DINHEIRO – Quais são os riscos de 2010?
FRAGA –
Sempre existe o risco de uma certa displicência, principalmente com as experiências de sucesso que tivemos. Temos ainda grandes barreiras de crescimento que precisam ser superadas, particularmente o aumento do investimento e da poupança. Isso tende a vir gradualmente. A esperança é que esse processo possa se acelerar. Mas a infraestrutura é muito carente e, se o País crescer três anos seguidos a 5% ou mais, teremos vários problemas.

De congestionamentos à má qualidade de uma série de serviços, como escassez de energia. Esses são os riscos de crescer ligados ao sucesso, embora também sejam limitadores desse sucesso.

DINHEIRO – A questão fiscal preocupa?
FRAGA – Tenho uma visão cautelosa quanto ao nosso futuro na área fiscal. A nossa taxa de juros é muito alta e uma parte importante do que se precisa fazer para que os juros caiam para níveis mais civilizados é encarar de frente as questões de longo prazo na área fiscal.

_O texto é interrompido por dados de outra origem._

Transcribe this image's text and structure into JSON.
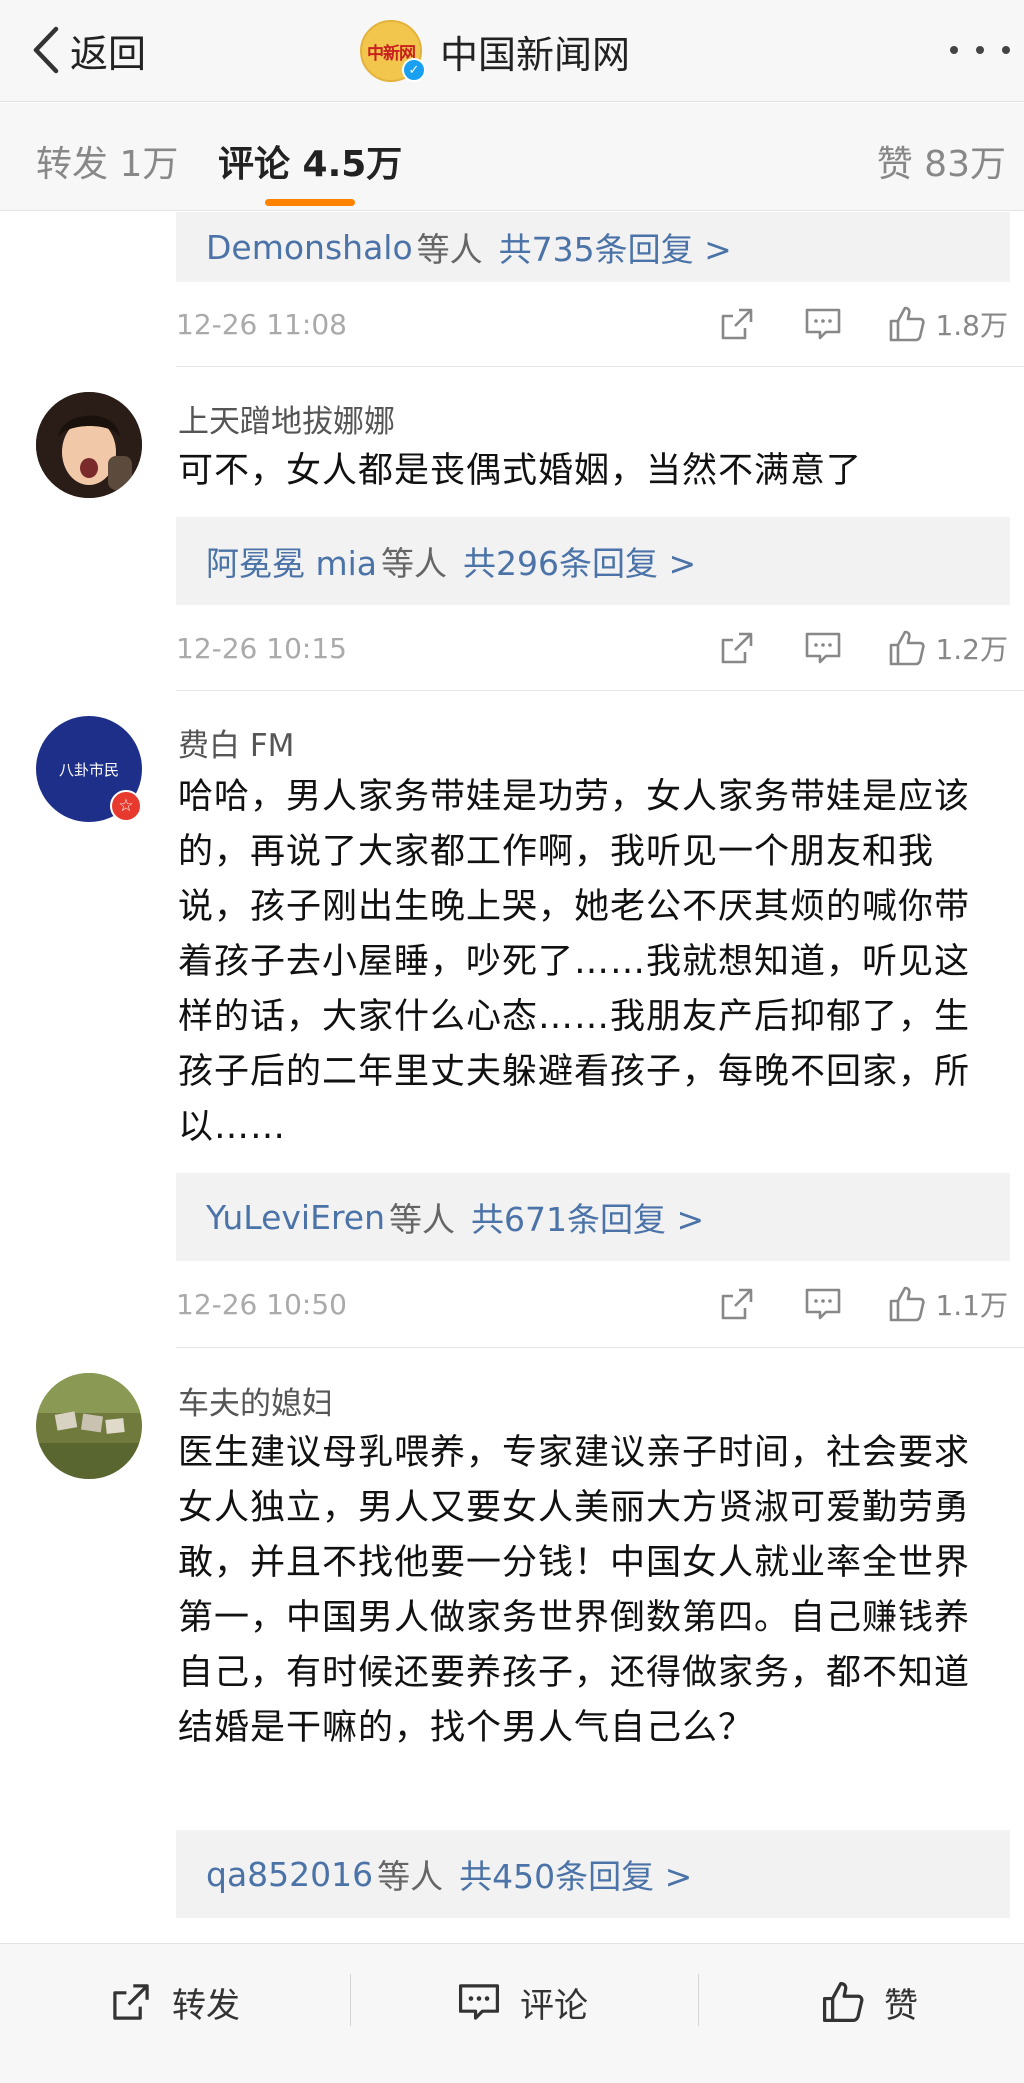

DINHEIRO – O déficit fiscal (3,17% do PIB) será a herança negativa de Lula?
FRAGA –
Penso que sim. É um tema difícil e politicamente muito complicado. Ele sempre vem misturado com ideologia, carregado de populismo, mas precisa ser discutido. Qualquer um que diga algo sobre previdência, por exemplo, é visto como uma pessoa cruel e insensível. A previdência não precisaria ser desenhada dessa maneira. E o País precisa gradualmente resolver essa questão.

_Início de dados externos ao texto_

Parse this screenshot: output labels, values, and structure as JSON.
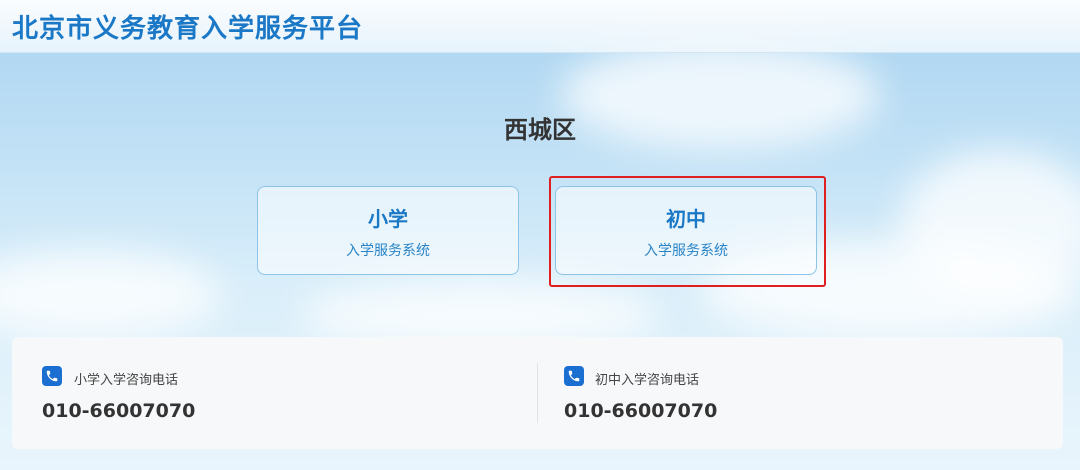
{
  "header": {
    "title": "北京市义务教育入学服务平台"
  },
  "district": "西城区",
  "entries": [
    {
      "title": "小学",
      "subtitle": "入学服务系统"
    },
    {
      "title": "初中",
      "subtitle": "入学服务系统"
    }
  ],
  "contacts": [
    {
      "icon": "phone-icon",
      "label": "小学入学咨询电话",
      "number": "010-66007070"
    },
    {
      "icon": "phone-icon",
      "label": "初中入学咨询电话",
      "number": "010-66007070"
    }
  ],
  "colors": {
    "accent": "#1a78c6",
    "highlight": "#e02020",
    "phone_icon": "#1b6fd1"
  }
}
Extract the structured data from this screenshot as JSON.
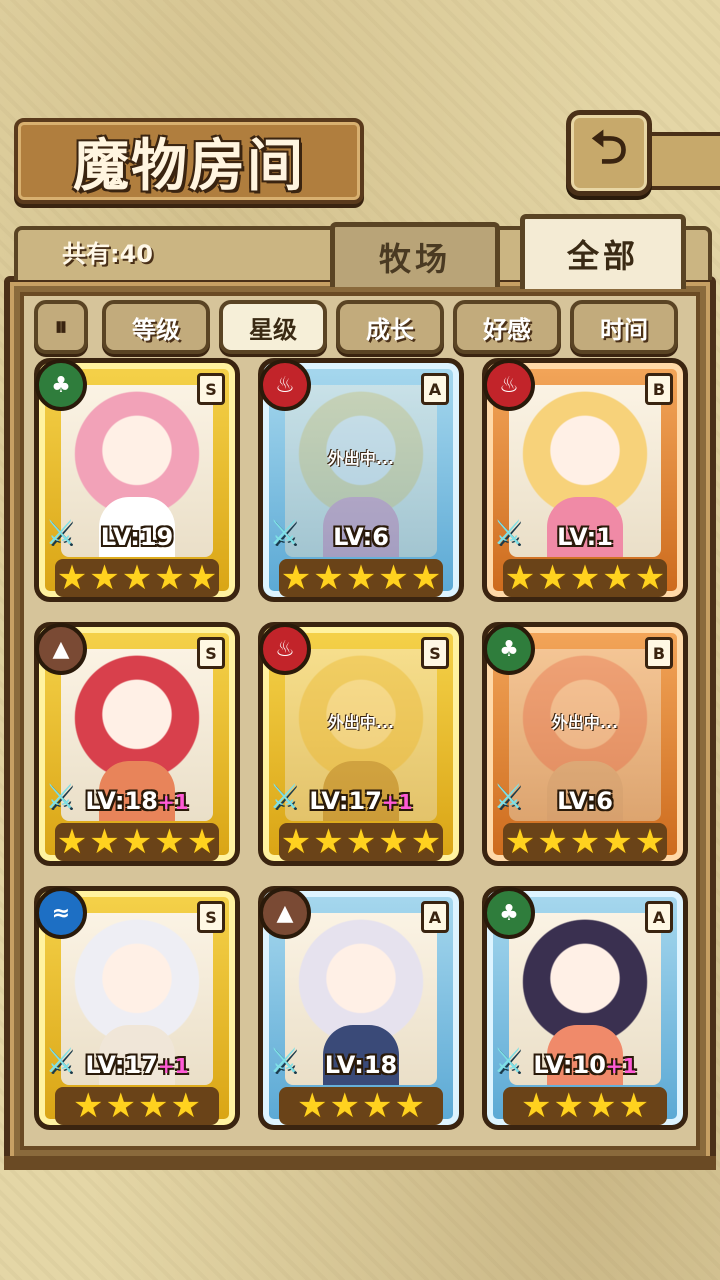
{
  "title": "魔物房间",
  "back_icon": "back-arrow-icon",
  "count_text": "共有:40",
  "top_tabs": [
    {
      "label": "牧场",
      "active": false
    },
    {
      "label": "全部",
      "active": true
    }
  ],
  "sort_buttons": [
    {
      "label": "等级",
      "active": false
    },
    {
      "label": "星级",
      "active": true
    },
    {
      "label": "成长",
      "active": false
    },
    {
      "label": "好感",
      "active": false
    },
    {
      "label": "时间",
      "active": false
    }
  ],
  "away_label": "外出中...",
  "monsters": [
    {
      "element": "grass",
      "grade": "S",
      "frame": "gold",
      "level": "LV:19",
      "plus": "",
      "stars": 5,
      "away": false,
      "hair": "#f2a2b8",
      "outfit": "#ffffff"
    },
    {
      "element": "fire",
      "grade": "A",
      "frame": "blue",
      "level": "LV:6",
      "plus": "",
      "stars": 5,
      "away": true,
      "hair": "#f7d27a",
      "outfit": "#f08aa6"
    },
    {
      "element": "fire",
      "grade": "B",
      "frame": "bronze",
      "level": "LV:1",
      "plus": "",
      "stars": 5,
      "away": false,
      "hair": "#f7d27a",
      "outfit": "#f08aa6"
    },
    {
      "element": "rock",
      "grade": "S",
      "frame": "gold",
      "level": "LV:18",
      "plus": "+1",
      "stars": 5,
      "away": false,
      "hair": "#d8404c",
      "outfit": "#e8845a"
    },
    {
      "element": "fire",
      "grade": "S",
      "frame": "gold",
      "level": "LV:17",
      "plus": "+1",
      "stars": 5,
      "away": true,
      "hair": "#f1d08a",
      "outfit": "#b88a5a"
    },
    {
      "element": "grass",
      "grade": "B",
      "frame": "bronze",
      "level": "LV:6",
      "plus": "",
      "stars": 5,
      "away": true,
      "hair": "#f0a6a0",
      "outfit": "#dcd6c4"
    },
    {
      "element": "water",
      "grade": "S",
      "frame": "gold",
      "level": "LV:17",
      "plus": "+1",
      "stars": 4,
      "away": false,
      "hair": "#eeeef4",
      "outfit": "#f0e6d8"
    },
    {
      "element": "rock",
      "grade": "A",
      "frame": "blue",
      "level": "LV:18",
      "plus": "",
      "stars": 4,
      "away": false,
      "hair": "#e6e2ee",
      "outfit": "#3a4a78"
    },
    {
      "element": "grass",
      "grade": "A",
      "frame": "blue",
      "level": "LV:10",
      "plus": "+1",
      "stars": 4,
      "away": false,
      "hair": "#3a3050",
      "outfit": "#f08a6a"
    }
  ]
}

DINHEIRO – Qual é a saída possível?
FRAGA –
Não se trata de dar o calote, como muitos temem, mas de rever as regras, buscar sistemas atuariais mais bem desenhados e levar em conta que as pessoas vivem mais. Elas não podem se aposentar tão cedo. Este é um tema que precisa ser encarado com olhos de longo prazo, pensando nas próximas gerações. É um tema explosivo, do ponto de vista político. Mas são os dilemas de um mundo político que, infelizmente, tende a não ter a visão de longo prazo que a sociedade merece.

DINHEIRO – A fraqueza do dólar indica um processo de troca da moeda mundial?
FRAGA –
É um assunto para décadas. Pode ser uma tendência de longo prazo na medida em que a Europa se consolide como uma região unificada. O euro é uma moeda de grande peso. O avanço extraordinário da China tem peso também. Mas é natural que o dólar perca peso e talvez divida o espaço de moeda reserva mundial.

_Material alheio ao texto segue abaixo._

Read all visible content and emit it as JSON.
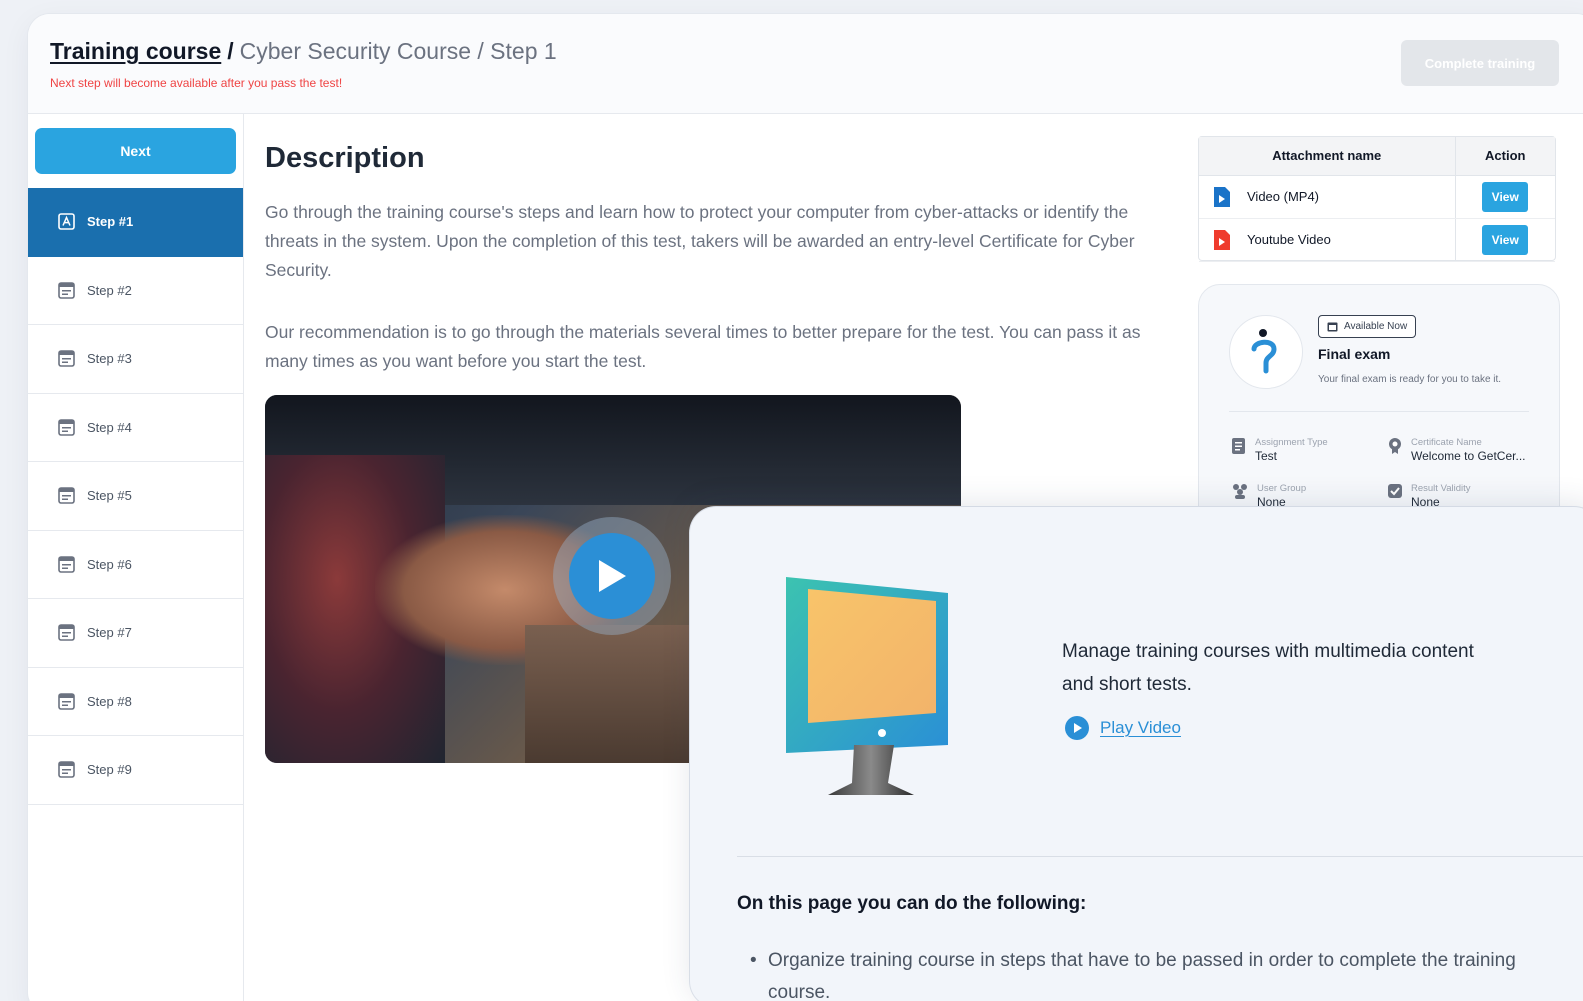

DINHEIRO – Isso significa que os EUA continuam fortes?
FRAGA –
Não compartilho da visão catastrofista dos EUA no curto prazo. Os números do endividamento público são administráveis. Com o tempo, a trajetória de crescimento da relação dívida/PIB vai se reverter. Não acredito que o Fed irá tolerar uma inflação maior lá na frente, em função das pressões e dos programas que foram obrigados a criar durante a crise.

DINHEIRO – A cobrança do socorro oficial a bancos de todo o mundo pode causar uma espiral de desconfiança dos investidores?
FRAGA –
A devolução faz parte de um processo de normalização. Não vejo isso como um problema. Há sempre algum risco de esse processo de recuperação acabar sendo abortado. Isso faz parte da natureza das economias e dos mercados. Há sempre uma certa assimetria, o que é normal e saudável. Mas é preciso ter cuidado. Minha visão é mais cautelosa do que pessimista.

DINHEIRO – Se os BCs dos países desenvolvidos aumentarem os juros, os investidores sairão dos países emergentes?
FRAGA –
A normalização da política monetária é sempre um momento de angústia para os mercados. E é natural que seja assim. Não se sabe ao certo qual é a velocidade de normalização. Existe sempre algum espaço para erro e isso tende a criar alguma tensão no mercado. Se vier acompanhada de alguma surpresa negativa, os mercados podem ter um comportamento pior ou até bem pior. Esse seria o quadro teórico. Agora, se e quando vai acontecer, é mais difícil de prever. Por isso é necessário ter sempre uma visão dos riscos com relação aos investimentos, tanto financeiros quanto não financeiros. E preservar, com uma certa flexibilidade, o nível de liquidez adequado.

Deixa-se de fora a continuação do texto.